Üçüncü sırada bir Sude Bilge Demir şarkısı var: “Beni Mazur Gör”. Demir kardeşlerin ortak işlerinde en büyük avantajlarından biri, birbirlerini çok iyi tanıyor olmaları. Nitekim bu şarkıda da bu çok net hissediliyor. “Beni Mazur Gör” tıpkı Betül’ün üzerine göre dikilmiş bir elbise gibi. Her şeyiyle kusursuz, bütün detaylarıyla dört dörtlük. İnsanın içini kanatan, bazen farkında bile olmadığı yaralarının kabuğunu kaldıran şarkılar vardır ya hani, “Beni Mazur Gör” işte o şarkılardan.


Albümde dillerde dolaşması muhtemel şarkılardan biri daha var sırada. Yunan şarkıcı ve besteci Eleni Vitali’nin “Epta” adlı şarkısına Sude Bilge Demir ‘in yazdığı Türkçe sözlerle “Ya Ya”, albümün en vurucu şarkılarından biri.
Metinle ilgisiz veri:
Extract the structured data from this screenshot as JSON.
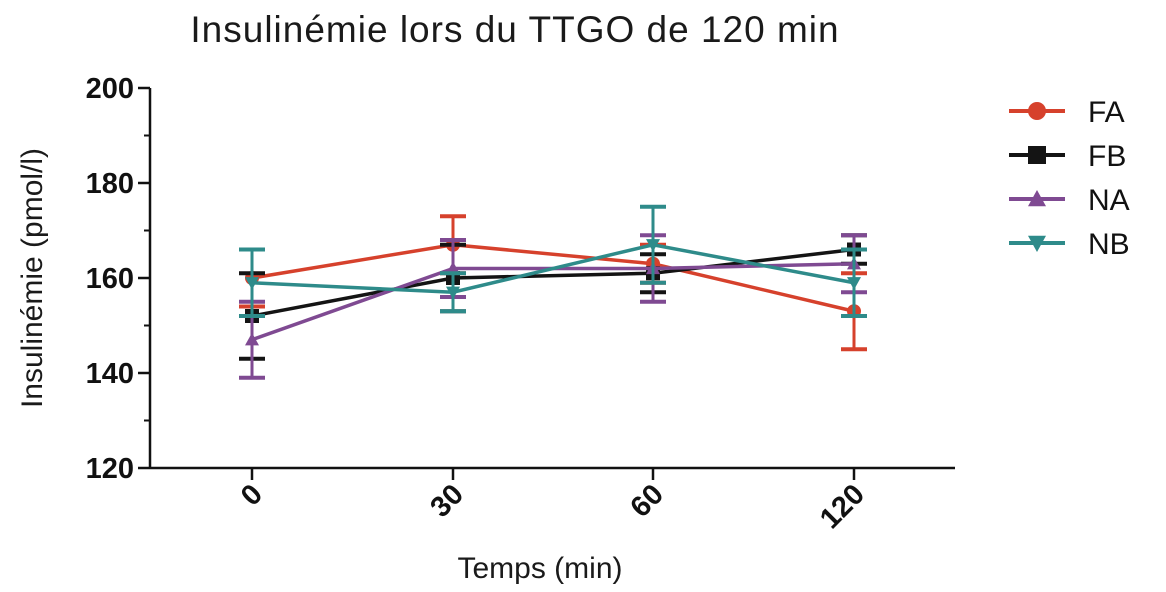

Betül bu şarkıda sesinin sınırlarını zorlamadan da iyi şarkı söylenebileceğine dair adeta ders veriyor.

Beşinci sırada yer alan ve yine eğlenceli ama aynı zamanda zeki bir Sezen Aksu şarkısı olan “Herkes Haklı”, daha önce iki farklı versiyonuyla “single” formatında yayınlanmış ve çok sevilmişti. Şarkının her iki versiyonu bu albüme de konulmuş. Ne var ki miksajda her nasılsa gözden (ya da kulaktan) kaçmış olacak ki, bu iki versiyonun ses seviyesi albümdeki diğer şarkılara nazaran yüksek kalmış.
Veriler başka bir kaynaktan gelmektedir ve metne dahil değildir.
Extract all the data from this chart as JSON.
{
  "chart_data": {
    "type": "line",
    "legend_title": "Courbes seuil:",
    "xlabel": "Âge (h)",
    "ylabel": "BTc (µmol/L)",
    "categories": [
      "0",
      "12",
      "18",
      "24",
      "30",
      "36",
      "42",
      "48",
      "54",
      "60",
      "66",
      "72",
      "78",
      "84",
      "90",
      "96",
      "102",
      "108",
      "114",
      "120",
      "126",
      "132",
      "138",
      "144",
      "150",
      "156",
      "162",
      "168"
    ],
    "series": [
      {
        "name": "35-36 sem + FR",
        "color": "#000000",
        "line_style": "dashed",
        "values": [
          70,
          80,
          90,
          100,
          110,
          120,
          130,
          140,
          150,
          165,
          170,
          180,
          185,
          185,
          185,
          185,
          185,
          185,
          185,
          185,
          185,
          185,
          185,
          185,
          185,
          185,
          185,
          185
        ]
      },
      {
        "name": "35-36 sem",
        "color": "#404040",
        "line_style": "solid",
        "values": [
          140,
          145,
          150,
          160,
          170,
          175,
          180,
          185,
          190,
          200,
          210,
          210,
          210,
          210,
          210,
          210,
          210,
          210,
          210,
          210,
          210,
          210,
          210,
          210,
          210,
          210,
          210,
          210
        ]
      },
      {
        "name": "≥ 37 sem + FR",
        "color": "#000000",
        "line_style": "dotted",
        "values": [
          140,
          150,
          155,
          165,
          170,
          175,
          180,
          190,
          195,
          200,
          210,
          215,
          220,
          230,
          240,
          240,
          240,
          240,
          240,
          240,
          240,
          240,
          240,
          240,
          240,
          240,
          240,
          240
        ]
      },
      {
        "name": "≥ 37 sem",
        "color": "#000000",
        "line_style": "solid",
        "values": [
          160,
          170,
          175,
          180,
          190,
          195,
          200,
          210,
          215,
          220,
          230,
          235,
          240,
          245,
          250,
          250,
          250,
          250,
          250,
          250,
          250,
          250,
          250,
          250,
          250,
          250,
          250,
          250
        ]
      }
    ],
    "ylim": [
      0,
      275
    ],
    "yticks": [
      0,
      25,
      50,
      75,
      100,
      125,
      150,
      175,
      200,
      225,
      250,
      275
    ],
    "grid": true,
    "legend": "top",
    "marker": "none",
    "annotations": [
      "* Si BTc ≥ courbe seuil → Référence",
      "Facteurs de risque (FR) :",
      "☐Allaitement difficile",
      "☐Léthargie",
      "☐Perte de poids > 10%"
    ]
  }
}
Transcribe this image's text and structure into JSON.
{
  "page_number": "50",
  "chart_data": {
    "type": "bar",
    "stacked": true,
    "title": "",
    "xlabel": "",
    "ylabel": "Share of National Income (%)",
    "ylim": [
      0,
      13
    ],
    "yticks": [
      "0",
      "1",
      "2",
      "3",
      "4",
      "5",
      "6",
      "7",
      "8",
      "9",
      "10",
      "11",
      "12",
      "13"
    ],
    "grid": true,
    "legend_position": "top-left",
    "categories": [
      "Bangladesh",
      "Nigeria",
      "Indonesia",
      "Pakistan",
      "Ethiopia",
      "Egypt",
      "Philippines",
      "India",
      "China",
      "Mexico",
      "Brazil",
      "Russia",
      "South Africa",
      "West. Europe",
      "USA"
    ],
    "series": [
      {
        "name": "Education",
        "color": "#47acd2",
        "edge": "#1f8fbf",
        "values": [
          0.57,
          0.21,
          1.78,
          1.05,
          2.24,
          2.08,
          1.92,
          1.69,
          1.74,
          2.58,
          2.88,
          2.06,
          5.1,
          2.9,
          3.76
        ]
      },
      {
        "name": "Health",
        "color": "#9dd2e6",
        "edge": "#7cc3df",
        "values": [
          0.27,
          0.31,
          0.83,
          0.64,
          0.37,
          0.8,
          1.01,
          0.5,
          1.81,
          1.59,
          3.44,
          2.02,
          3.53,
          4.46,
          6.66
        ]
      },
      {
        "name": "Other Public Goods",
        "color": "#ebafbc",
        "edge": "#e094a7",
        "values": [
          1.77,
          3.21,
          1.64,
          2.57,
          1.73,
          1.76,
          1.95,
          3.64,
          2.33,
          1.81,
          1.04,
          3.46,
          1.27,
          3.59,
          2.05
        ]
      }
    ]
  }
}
Albümdeki bir başka Yunan bestesi, Sadettin Dayıoğlu’nun Türkçe sözlerini  yazdığı “Küfür”. Sağlam bir beste ve sağlam sözlerle yine çok etkileyici bir şarkı ve çok etkileyici bir Betül Demir yorumu. Bu şarkıda Özgün hem vokalde eşlik etmiş, hem de keman çalmış. Emirhan Cengiz’in düzenlemesi ise şarkının yıldızını parlatan bir başka unsur olmuş. Her yaptığı işte çıtayı biraz daha yükselten ve son olarak Jale’nin yeni albümünde harikalar yaratan Emirhan Cengiz, yakın geleceğin en çok sözü edilen aranjörlerinden biri olacak, demedi demeyin.

Her albümde, bir eleştirmen gözüyle altını (ya da üstünü) çizdiğim şarkılar, bir de sade bir dinleyici olarak başucuma koyduğum şarkılar oluyor. İşte yedinci sırada yer alan “Üşüdüm” de albümü birkaç dinleyişten sonra başucuma koyduğum şarkılardan oldu.



Albümde ilk dinlediğimde de çok sevmediğim, bir çok kez dinlediğim halde hala ısınamadığım tek şarkı “Yola Devam” oldu. Kötü mü? Hayır! Sadece bu albümün bütünü içerisinde yerini bulamadığını düşünüyorum bu şarkının. Önceki Betül Demir albümlerinde gayet “hit” olabilecek “Yola Devam”, burada fazla tempolu, fazla kendinden emin duruyor. Bu albümün şarkılarındaki kadın öyle özgürlüğünü ilan ederek, laf sokup gidenlerden değil; gitse de kırılan, kırık kalanlardan. 

Onuncu sırada yer alan “14 Şubat”, adının çağrıştığının tam tersine, bir mutlu aşkın değil, bir mutsuz ayrılığın şarkısı. Önümüzdeki yıllarda 14 Şubat’ı yalnız geçiren, geçirecek olanların diline marş olacağı şüphe götürmez. Şarkının A kısımları Eleni Vitali’nin bir şarkısından adapte edilmiş. B kısımlarını ise Betül bestelemiş.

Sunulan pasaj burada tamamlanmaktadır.